Almost all premalignant and malignant lesions of the cervix occur in women infected with the human papillomavirus (HPV). Vaccination with HPV prevents infection and disease caused by several oncogenic HPV types. Current HPV vaccines prevent approximately 70% of cervical cancers through protection from HPV-16 and HPV-18. The investigational 9-valent (9vHPV) viruslike particle vaccine contains the 4 HPV types present in the quadrivalent HPV (qHPV) vaccine (types 6, 11, 16, and 18) plus 5 additional oncogenic types (31, 33, 45, 52, and 58). Increased coverage provided by this new vaccine offers the potential to increase overall prevention of cervical cancer to approximately 90%.
This randomized, international, multicenter, double-blind study compared the efficacy and immunogenicity of the 9vHPV vaccine and the qHPV vaccine in women 16 to 26 years of age. The efficacy portion of the study included 14,215 women who underwent randomization.
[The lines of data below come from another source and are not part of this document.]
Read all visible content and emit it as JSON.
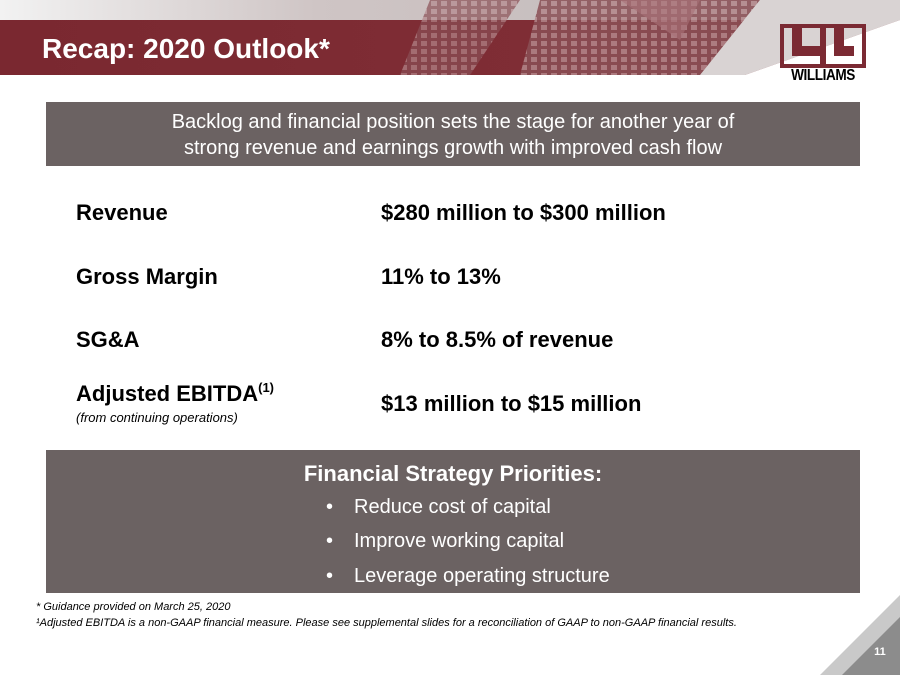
{
  "slide": {
    "title": "Recap: 2020 Outlook*",
    "logo_text": "WILLIAMS",
    "tagline": {
      "line1": "Backlog and financial position sets the stage for another year of",
      "line2": "strong revenue and earnings growth with improved cash flow"
    },
    "metrics": [
      {
        "label": "Revenue",
        "value": "$280 million  to $300 million"
      },
      {
        "label": "Gross Margin",
        "value": "11% to 13%"
      },
      {
        "label": "SG&A",
        "value": "8% to 8.5% of revenue"
      },
      {
        "label": "Adjusted EBITDA",
        "superscript": "(1)",
        "note": "(from continuing operations)",
        "value": "$13 million to $15 million"
      }
    ],
    "priorities": {
      "title": "Financial Strategy Priorities:",
      "bullet": "•",
      "items": [
        "Reduce cost of capital",
        "Improve working capital",
        "Leverage operating structure"
      ]
    },
    "footnotes": [
      "*  Guidance provided on March 25, 2020",
      "¹Adjusted EBITDA is a non-GAAP financial measure. Please see supplemental slides for a reconciliation of GAAP to non-GAAP financial results."
    ],
    "page_number": "11"
  },
  "colors": {
    "header_maroon": "#7b2a33",
    "panel_gray": "#6b6262",
    "corner_gray": "#c9c9c9"
  }
}
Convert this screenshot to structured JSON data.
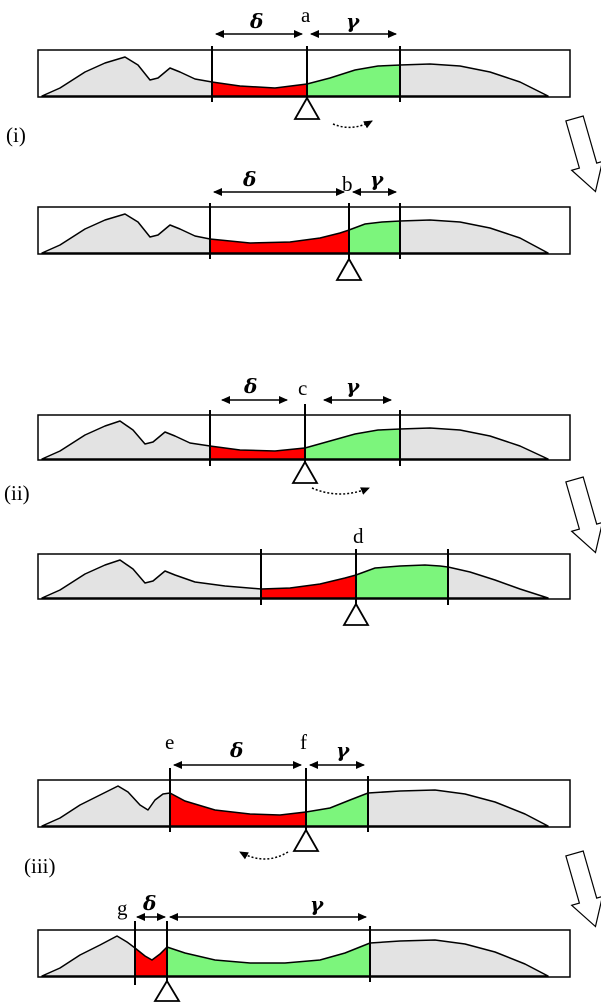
{
  "labels": {
    "delta": "δ",
    "gamma": "γ",
    "point_a": "a",
    "point_b": "b",
    "point_c": "c",
    "point_d": "d",
    "point_e": "e",
    "point_f": "f",
    "point_g": "g"
  },
  "stages": [
    "(i)",
    "(ii)",
    "(iii)"
  ],
  "colors": {
    "left_region": "#ff0000",
    "right_region": "#7cf57c",
    "background_signal": "#e3e3e3",
    "stroke": "#000000"
  }
}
Both vaccines were administered in a series of 3 intramuscular injections on day 1 and at months 2 and 6. An inactive placebo was not used for ethical reasons.
Swabs collected from labial, vulvar, perineal, perianal, endocervical, and ectocervical tissue were used for HPV DNA testing. Liquid-based cytologic testing (Pap testing) was performed regularly. Participants with an abnormal Pap test result were referred for colposcopy; the affected tissue was tested for HPV. Modified intention-to-treat efficacy analyses included participants with and without prevalent infection or disease.
The incidence of high-grade cervical, vulvar, or vaginal disease irrespective of HPV type (ie, disease caused by HPV types included and not included in the 9vHPV vaccine) in the modified intention-to-treat population was 14.0 per 1000 person-years in both vaccine groups. In the prespecified per-protocol efficacy population (susceptible population), the incidence of high-grade cervical, vulvar, or vaginal disease related to HPV types 31, 33, 45, 52, and 58 was 0.1 per 1000 person-years in the 9vHPV group and 1.6 per 1000 person-years in the qHPV group; the efficacy of the 9vHPV vaccine was 96.7%, with a 95% confidence interval of 80.9 to 99.8. With respect to immunogenicity, the antibody responses to HPV types 6, 11, 16, and 18 generated by the 9vHPV vaccine were noninferior to those generated by the qHPV vaccine. The frequency of adverse events related to injection site was higher in the 9vHPV group than in the qHPV group. The rate of other adverse events was generally similar in the 2 vaccine groups.
In addition to prevention of infection from the 4 HPV types present in the qHPV vaccine, the 9vHPV vaccine prevents persistent infection and disease associated with HPV types 31, 33, 45, 52, and 58 in a susceptible population. The vaccine generated an antibody response to HPV types 6, 11, 16, and 18 that was noninferior to that generated by the qHPV vaccine.